The distinction between morning and night has effectively collapsed in parts of India where temperatures have reached 47 degrees Celsius. This is not a metaphor but a physiological reality: the human body can no longer cool itself, and even the air at midnight remains dangerously warm. Heatstroke becomes a constant risk, and sleep deprivation becomes chronic.
The UK has pledged £36 million through the British Climate Fund to support adaptation measures in the hardest-hit regions. The funding will go towards heat-resistant housing, public cooling centres, and early warning systems. This is a step in the right direction, but the pace of change remains glacial compared to the speed of the warming.
India is experiencing one of its most severe heatwaves on record. The city of Jacobabad in Pakistan, also similarly affected, recorded a wet-bulb temperature of 33.6C, a level considered the theoretical limit for human survivability. India's heatwave is not an anomaly; it is a sign of what is to come. Global average temperatures have already risen by 1.2C above pre-industrial levels, and the number of days exceeding 50C is increasing across South Asia.
From a thermodynamic perspective, the problem is simple: greenhouse gases trap more heat, and the only way to prevent this is to stop emitting them. But adaptation is also necessary because we cannot undo the warming already locked in. The British funding will help build more resilient infrastructure, but it cannot reverse the physics of a warming planet.

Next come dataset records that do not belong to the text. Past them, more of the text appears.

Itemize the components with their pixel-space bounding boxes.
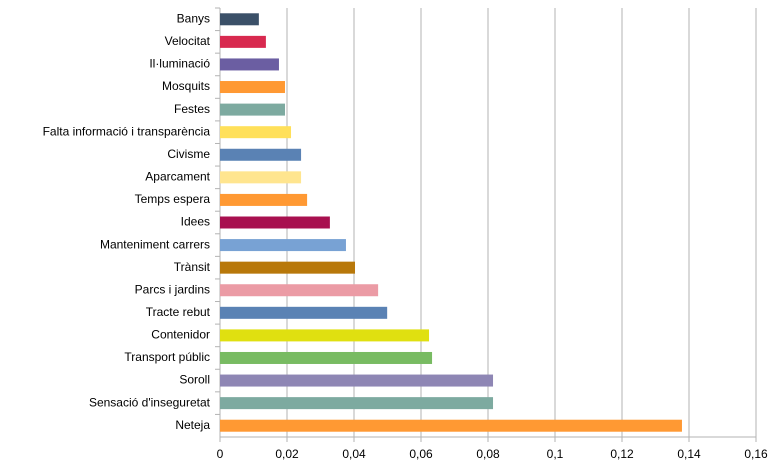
bar bbox=[220, 216, 330, 229]
y-tick-label: Idees bbox=[181, 215, 210, 229]
bar bbox=[220, 351, 433, 364]
y-tick-label: Parcs i jardins bbox=[135, 282, 210, 296]
y-tick-label: Temps espera bbox=[135, 192, 211, 206]
y-tick-label: Banys bbox=[177, 11, 210, 25]
y-tick-label: Aparcament bbox=[145, 170, 210, 184]
x-tick-label: 0,12 bbox=[610, 447, 634, 461]
x-tick-label: 0 bbox=[217, 447, 224, 461]
y-tick-label: Contenidor bbox=[151, 328, 210, 342]
y-tick-label: Mosquits bbox=[162, 79, 210, 93]
y-tick-label: Civisme bbox=[167, 147, 210, 161]
x-tick-label: 0,1 bbox=[547, 447, 564, 461]
x-tick-label: 0,14 bbox=[677, 447, 701, 461]
bar bbox=[220, 81, 285, 94]
y-tick-label: Soroll bbox=[179, 373, 210, 387]
y-tick-label: Manteniment carrers bbox=[100, 237, 210, 251]
bar bbox=[220, 329, 430, 342]
bar bbox=[220, 126, 292, 139]
y-tick-label: Il·luminació bbox=[149, 57, 210, 71]
bar bbox=[220, 13, 259, 26]
x-tick-label: 0,06 bbox=[409, 447, 433, 461]
bar bbox=[220, 148, 302, 161]
bar bbox=[220, 397, 494, 410]
bar bbox=[220, 419, 682, 432]
bar bbox=[220, 284, 379, 297]
bar bbox=[220, 306, 388, 319]
bar bbox=[220, 35, 266, 48]
bar bbox=[220, 239, 346, 252]
y-tick-label: Neteja bbox=[175, 418, 210, 432]
y-tick-label: Trànsit bbox=[174, 260, 211, 274]
x-tick-label: 0,16 bbox=[744, 447, 768, 461]
x-tick-label: 0,08 bbox=[476, 447, 500, 461]
bar bbox=[220, 58, 279, 71]
y-tick-label: Transport públic bbox=[124, 350, 210, 364]
bar bbox=[220, 193, 308, 206]
y-tick-label: Tracte rebut bbox=[146, 305, 211, 319]
bar bbox=[220, 171, 302, 184]
bar bbox=[220, 261, 356, 274]
y-tick-label: Festes bbox=[174, 102, 210, 116]
bar bbox=[220, 374, 494, 387]
x-tick-label: 0,02 bbox=[275, 447, 299, 461]
y-tick-label: Falta informació i transparència bbox=[43, 124, 211, 138]
x-tick-label: 0,04 bbox=[342, 447, 366, 461]
y-tick-label: Velocitat bbox=[165, 34, 211, 48]
y-tick-label: Sensació d'inseguretat bbox=[89, 395, 211, 409]
bar bbox=[220, 103, 285, 116]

The phrase “mornings and nights no longer exist” captures the disorienting nature of extreme heat. It is not just uncomfortable; it is a fundamental disruption of the daily cycle. The body’s internal clock is tied to temperature drops that no longer occur. Productivity falls. Mental health suffers. Mortality rises. The World Health Organisation estimates that heatwaves already kill more than 166,000 people annually, a number that will grow.
This is a crisis of the biosphere. The energy transition is the only long-term solution. But in the short term, we must build heat shelters, plant shade trees, and change building materials. We must also acknowledge that some places will become uninhabitable. The British Climate Fund is a testament to that reality.
The message is clear: we are running out of time. The heat is here, and it is only getting worse. But we still have the means to act. The question is whether we have the will.